富豪阶级
1804年,有人写了一篇让几代政治经济学家都困惑不已的文章。执笔人是第七代劳德代尔伯爵(Earl of Lauderdale),这篇概述后来成了有名的“劳德代尔悖论”。文章的论点是,随着私人财富的增加,公共财富会减少。富人愈富,他们从公地中获得的好处就越多,通过垄断和人为制造的稀缺性推高价格的可能性也就越大。现在更是如此。
1776年,亚当·斯密曾提出过一个粗略定义富人的办法,即根据他们每年的平均工资能雇用多少工人来算。可以说,当今世界上的富豪阶级就是由历史上最富有的男男女女组成的。在第一个镀金时代,也就是20世纪20年代,当时最富有的人要数约翰·洛克菲勒,以他的年收入,可以雇用11.6万名美国工人,而今天的富豪们雇用几百万名工人也不在话下。
富豪们在经济形势好的时候获利,在经济衰退的时候也还是能获利。据《福布斯》新闻的说法,在疫情暴发的头六个月,当那些朝不保夕者正忙于偿还债务或向食物银行求助时,53位英国亿万富翁的财富猛增263亿英镑,达到约2110亿英镑。10在这场数十年来最严重的经济衰退中,没有一位亿万富翁的财富缩水。美国的亿万富翁更甚,他们的财富增加了近1/3。在疫情暴发的前三个月里,又有30人跻身亿万富翁俱乐部,而此刻失业率却在飙升。
被压迫者总觉得自己站在了压迫者的对面,但如今的富豪阶级甚至都看不见他们。富豪阶级中的很多人都是右翼政客或政党的金主。其中一些人在把他的居住地或商业总部搬到海外的避税天堂之前就花钱资助了英国脱欧运动,比如自称是英国首富的吉姆·拉特克利夫爵士(Sir Jim Ratcliffe)在被授予爵士头衔后就移民了。

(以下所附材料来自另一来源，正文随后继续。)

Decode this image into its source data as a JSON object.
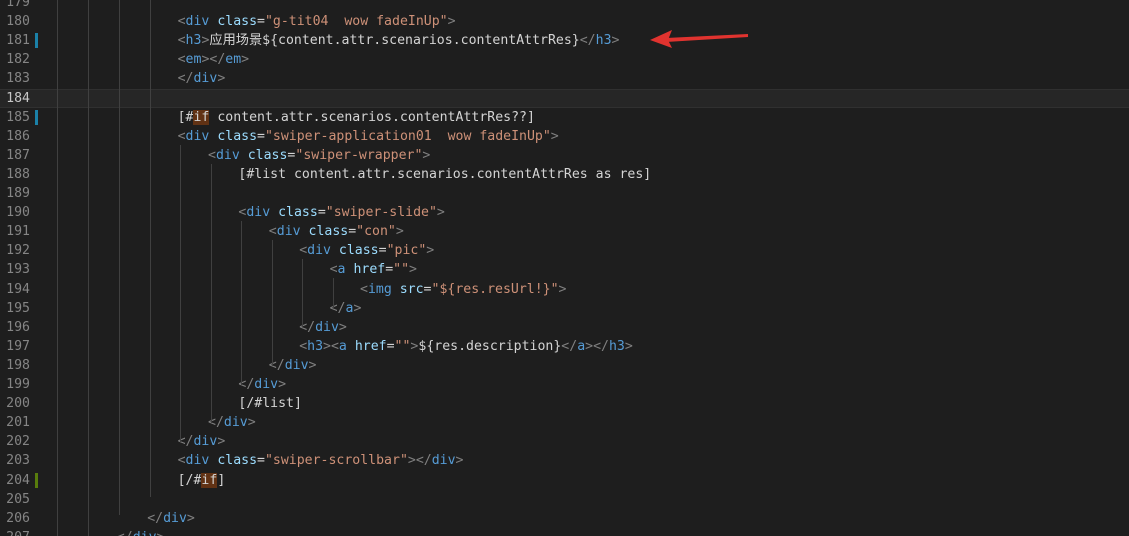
{
  "editor": {
    "colors": {
      "background": "#1e1e1e",
      "line_number": "#858585",
      "tag": "#569cd6",
      "bracket": "#808080",
      "attribute": "#9cdcfe",
      "string": "#ce9178",
      "text": "#d4d4d4",
      "highlight_bg": "#613214",
      "annotation_arrow": "#e0332f"
    },
    "current_line": 184,
    "annotation": {
      "type": "red-arrow-icon",
      "points_to_line": 181
    },
    "lines": [
      {
        "n": "179",
        "tokens": []
      },
      {
        "n": "180",
        "tokens": [
          {
            "t": "<",
            "c": "pun"
          },
          {
            "t": "div",
            "c": "tag"
          },
          {
            "t": " class",
            "c": "att"
          },
          {
            "t": "=",
            "c": "txt"
          },
          {
            "t": "\"g-tit04  wow fadeInUp\"",
            "c": "str"
          },
          {
            "t": ">",
            "c": "pun"
          }
        ]
      },
      {
        "n": "181",
        "mark": "blue",
        "tokens": [
          {
            "t": "<",
            "c": "pun"
          },
          {
            "t": "h3",
            "c": "tag"
          },
          {
            "t": ">",
            "c": "pun"
          },
          {
            "t": "应用场景${content.attr.scenarios.contentAttrRes}",
            "c": "txt"
          },
          {
            "t": "</",
            "c": "pun"
          },
          {
            "t": "h3",
            "c": "tag"
          },
          {
            "t": ">",
            "c": "pun"
          }
        ]
      },
      {
        "n": "182",
        "tokens": [
          {
            "t": "<",
            "c": "pun"
          },
          {
            "t": "em",
            "c": "tag"
          },
          {
            "t": "></",
            "c": "pun"
          },
          {
            "t": "em",
            "c": "tag"
          },
          {
            "t": ">",
            "c": "pun"
          }
        ]
      },
      {
        "n": "183",
        "tokens": [
          {
            "t": "</",
            "c": "pun"
          },
          {
            "t": "div",
            "c": "tag"
          },
          {
            "t": ">",
            "c": "pun"
          }
        ]
      },
      {
        "n": "184",
        "tokens": []
      },
      {
        "n": "185",
        "mark": "blue",
        "tokens": [
          {
            "t": "[#",
            "c": "txt"
          },
          {
            "t": "if",
            "c": "kw"
          },
          {
            "t": " content.attr.scenarios.contentAttrRes??]",
            "c": "txt"
          }
        ]
      },
      {
        "n": "186",
        "tokens": [
          {
            "t": "<",
            "c": "pun"
          },
          {
            "t": "div",
            "c": "tag"
          },
          {
            "t": " class",
            "c": "att"
          },
          {
            "t": "=",
            "c": "txt"
          },
          {
            "t": "\"swiper-application01  wow fadeInUp\"",
            "c": "str"
          },
          {
            "t": ">",
            "c": "pun"
          }
        ]
      },
      {
        "n": "187",
        "tokens": [
          {
            "t": "<",
            "c": "pun"
          },
          {
            "t": "div",
            "c": "tag"
          },
          {
            "t": " class",
            "c": "att"
          },
          {
            "t": "=",
            "c": "txt"
          },
          {
            "t": "\"swiper-wrapper\"",
            "c": "str"
          },
          {
            "t": ">",
            "c": "pun"
          }
        ]
      },
      {
        "n": "188",
        "tokens": [
          {
            "t": "[#list content.attr.scenarios.contentAttrRes as res]",
            "c": "txt"
          }
        ]
      },
      {
        "n": "189",
        "tokens": []
      },
      {
        "n": "190",
        "tokens": [
          {
            "t": "<",
            "c": "pun"
          },
          {
            "t": "div",
            "c": "tag"
          },
          {
            "t": " class",
            "c": "att"
          },
          {
            "t": "=",
            "c": "txt"
          },
          {
            "t": "\"swiper-slide\"",
            "c": "str"
          },
          {
            "t": ">",
            "c": "pun"
          }
        ]
      },
      {
        "n": "191",
        "tokens": [
          {
            "t": "<",
            "c": "pun"
          },
          {
            "t": "div",
            "c": "tag"
          },
          {
            "t": " class",
            "c": "att"
          },
          {
            "t": "=",
            "c": "txt"
          },
          {
            "t": "\"con\"",
            "c": "str"
          },
          {
            "t": ">",
            "c": "pun"
          }
        ]
      },
      {
        "n": "192",
        "tokens": [
          {
            "t": "<",
            "c": "pun"
          },
          {
            "t": "div",
            "c": "tag"
          },
          {
            "t": " class",
            "c": "att"
          },
          {
            "t": "=",
            "c": "txt"
          },
          {
            "t": "\"pic\"",
            "c": "str"
          },
          {
            "t": ">",
            "c": "pun"
          }
        ]
      },
      {
        "n": "193",
        "tokens": [
          {
            "t": "<",
            "c": "pun"
          },
          {
            "t": "a",
            "c": "tag"
          },
          {
            "t": " href",
            "c": "att"
          },
          {
            "t": "=",
            "c": "txt"
          },
          {
            "t": "\"\"",
            "c": "str"
          },
          {
            "t": ">",
            "c": "pun"
          }
        ]
      },
      {
        "n": "194",
        "tokens": [
          {
            "t": "<",
            "c": "pun"
          },
          {
            "t": "img",
            "c": "tag"
          },
          {
            "t": " src",
            "c": "att"
          },
          {
            "t": "=",
            "c": "txt"
          },
          {
            "t": "\"${res.resUrl!}\"",
            "c": "str"
          },
          {
            "t": ">",
            "c": "pun"
          }
        ]
      },
      {
        "n": "195",
        "tokens": [
          {
            "t": "</",
            "c": "pun"
          },
          {
            "t": "a",
            "c": "tag"
          },
          {
            "t": ">",
            "c": "pun"
          }
        ]
      },
      {
        "n": "196",
        "tokens": [
          {
            "t": "</",
            "c": "pun"
          },
          {
            "t": "div",
            "c": "tag"
          },
          {
            "t": ">",
            "c": "pun"
          }
        ]
      },
      {
        "n": "197",
        "tokens": [
          {
            "t": "<",
            "c": "pun"
          },
          {
            "t": "h3",
            "c": "tag"
          },
          {
            "t": "><",
            "c": "pun"
          },
          {
            "t": "a",
            "c": "tag"
          },
          {
            "t": " href",
            "c": "att"
          },
          {
            "t": "=",
            "c": "txt"
          },
          {
            "t": "\"\"",
            "c": "str"
          },
          {
            "t": ">",
            "c": "pun"
          },
          {
            "t": "${res.description}",
            "c": "txt"
          },
          {
            "t": "</",
            "c": "pun"
          },
          {
            "t": "a",
            "c": "tag"
          },
          {
            "t": "></",
            "c": "pun"
          },
          {
            "t": "h3",
            "c": "tag"
          },
          {
            "t": ">",
            "c": "pun"
          }
        ]
      },
      {
        "n": "198",
        "tokens": [
          {
            "t": "</",
            "c": "pun"
          },
          {
            "t": "div",
            "c": "tag"
          },
          {
            "t": ">",
            "c": "pun"
          }
        ]
      },
      {
        "n": "199",
        "tokens": [
          {
            "t": "</",
            "c": "pun"
          },
          {
            "t": "div",
            "c": "tag"
          },
          {
            "t": ">",
            "c": "pun"
          }
        ]
      },
      {
        "n": "200",
        "tokens": [
          {
            "t": "[/#list]",
            "c": "txt"
          }
        ]
      },
      {
        "n": "201",
        "tokens": [
          {
            "t": "</",
            "c": "pun"
          },
          {
            "t": "div",
            "c": "tag"
          },
          {
            "t": ">",
            "c": "pun"
          }
        ]
      },
      {
        "n": "202",
        "tokens": [
          {
            "t": "</",
            "c": "pun"
          },
          {
            "t": "div",
            "c": "tag"
          },
          {
            "t": ">",
            "c": "pun"
          }
        ]
      },
      {
        "n": "203",
        "tokens": [
          {
            "t": "<",
            "c": "pun"
          },
          {
            "t": "div",
            "c": "tag"
          },
          {
            "t": " class",
            "c": "att"
          },
          {
            "t": "=",
            "c": "txt"
          },
          {
            "t": "\"swiper-scrollbar\"",
            "c": "str"
          },
          {
            "t": "></",
            "c": "pun"
          },
          {
            "t": "div",
            "c": "tag"
          },
          {
            "t": ">",
            "c": "pun"
          }
        ]
      },
      {
        "n": "204",
        "mark": "green",
        "tokens": [
          {
            "t": "[/#",
            "c": "txt"
          },
          {
            "t": "if",
            "c": "kw"
          },
          {
            "t": "]",
            "c": "txt"
          }
        ]
      },
      {
        "n": "205",
        "tokens": []
      },
      {
        "n": "206",
        "tokens": [
          {
            "t": "</",
            "c": "pun"
          },
          {
            "t": "div",
            "c": "tag"
          },
          {
            "t": ">",
            "c": "pun"
          }
        ]
      },
      {
        "n": "207",
        "tokens": [
          {
            "t": "</",
            "c": "pun"
          },
          {
            "t": "div",
            "c": "tag"
          },
          {
            "t": ">",
            "c": "pun"
          }
        ]
      }
    ]
  }
}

亿万富翁的移民助长了某些国家的富豪统治和不平等状况。为吸引亿万富翁,这些国家让他们尝到了财税优惠的甜头。以往,经济学家和评论家们会关注移民对劳动力市场中的低收入群体可能产生的影响,但是现在,尽管富有移民的人数可能相对较少,但他们正在提高收入分配顶层群体的进账。外国富豪的涌入是由政治右翼推动的,而且反过来强化了政治右翼本身。一个解释是,外国富豪为感谢这些政治赞助人迅速授予他们公民身份、为他们大幅减税而向他们慷慨捐赠。
在英国和美国,每4位千万富翁或亿万富翁中就有1位是移民。在英国,有钱人的财富很大一部分来自金融和房地产行业,这两个行业的人在收入前1%的群体中所占的比例,从1997年的18%上升到2018年的25%。在收入前1%的移民群体当中,1/4的人在银行业、金融支持服务行业和对冲基金工作。11
在就任英国首相前不久的2019年,鲍里斯·约翰逊在德里为印度精英做了一场演讲就获得了12万英镑的报酬。他在演讲中表示,希望看到更多富有的印度人移民到英国去。2020年初,鲍里斯任命了一位财政大臣,这位大臣是个超级富有的、从东非移民而来的印度裔富家子弟,他的岳父大人又是印度最富有的人之一。这位财政大臣从美国金融巨头高盛起家,后来以对冲基金经理的身份发迹,在避税天堂开曼群岛运营业务。有很多人在高盛集团和顶级政治职位之间改头换面,他不过是其中的一人而已。12这背后其实是一个跨国的精英联盟,他们是金融和富豪利益的代言人,自然不会考虑朝不保夕者的利益。
令人担忧的不仅仅是富豪阶级和朝不保夕者之间收入与财富的差距;这分明是权力和影响力的鸿沟。除了拥有大量媒体,富人们也越来越能干预本就有名无实的民主进程,而且将手伸得很长,并不止步于在他们自己的国家或移居国施加影响。而另一方面,朝不保夕者则感到无能为力。他们的政治效能感很低,更缺乏政治热情和投票意愿,民主也因此越来越式微,日益商品化。长此以往,一些东西早晚会被彻底丢弃。